Continuing Appropriations and Military Construction, Veterans Affairs, and Related Agencies Appropriations Act, 2017, and Zika Response and Preparedness Act
- Long title: An Act making continuing appropriations for fiscal year 2017, and for other purposes
- Enacted by: the 114th United States Congress

Citations
- Public law: 114-223

Legislative history
- Introduced in the House as H.R. 5325 by Tom Graves (R–GA); Committee consideration by United States House Committee on Appropriations; Passed the House on (342-85); Passed the Senate on (72-26); Signed into law by President Barack Obama on September 29, 2016;

= Continuing Appropriations and Military Construction, Veterans Affairs, and Related Agencies Appropriations Act, 2017, and Zika Response and Preparedness Act =

The Continuing Appropriations and Military Construction, Veterans Affairs, and Related Agencies Appropriations Act, 2017, and Zika Response and Preparedness Act is an appropriations bill which extended funding at the previous year's levels up to December 9, 2016 (10 weeks).
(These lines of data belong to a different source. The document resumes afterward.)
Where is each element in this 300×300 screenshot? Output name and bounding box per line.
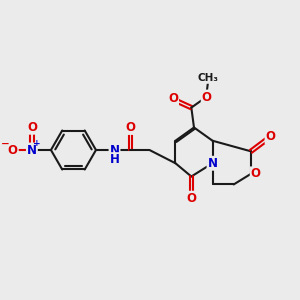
Text: O: O: [125, 121, 135, 134]
Text: O: O: [27, 121, 37, 134]
Text: O: O: [168, 92, 178, 105]
Text: −: −: [1, 138, 10, 148]
Text: O: O: [251, 167, 261, 180]
Text: CH₃: CH₃: [197, 73, 218, 83]
Text: O: O: [202, 91, 212, 103]
Text: H: H: [110, 153, 119, 166]
Text: N: N: [27, 143, 37, 157]
Text: O: O: [266, 130, 275, 143]
Text: N: N: [110, 144, 119, 157]
Text: O: O: [8, 143, 18, 157]
Text: +: +: [33, 139, 41, 148]
Text: N: N: [208, 157, 218, 170]
Text: O: O: [186, 192, 196, 205]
After this, a continuing resolution that extended fiscal year 2017 funding for the United States federal government from December 9, 2016, until April 28, 2017, was passed: the Further Continuing and Security Assistance Appropriations Act, 2017. The bill, passed 10 months after the White House asked for such legislation, includes funding to help fight the Zika virus and study its effects, such as on unborn babies. It also included help for residents of Flint, Michigan and Louisiana. The bill averted a government shutdown mere days before the funding deadline.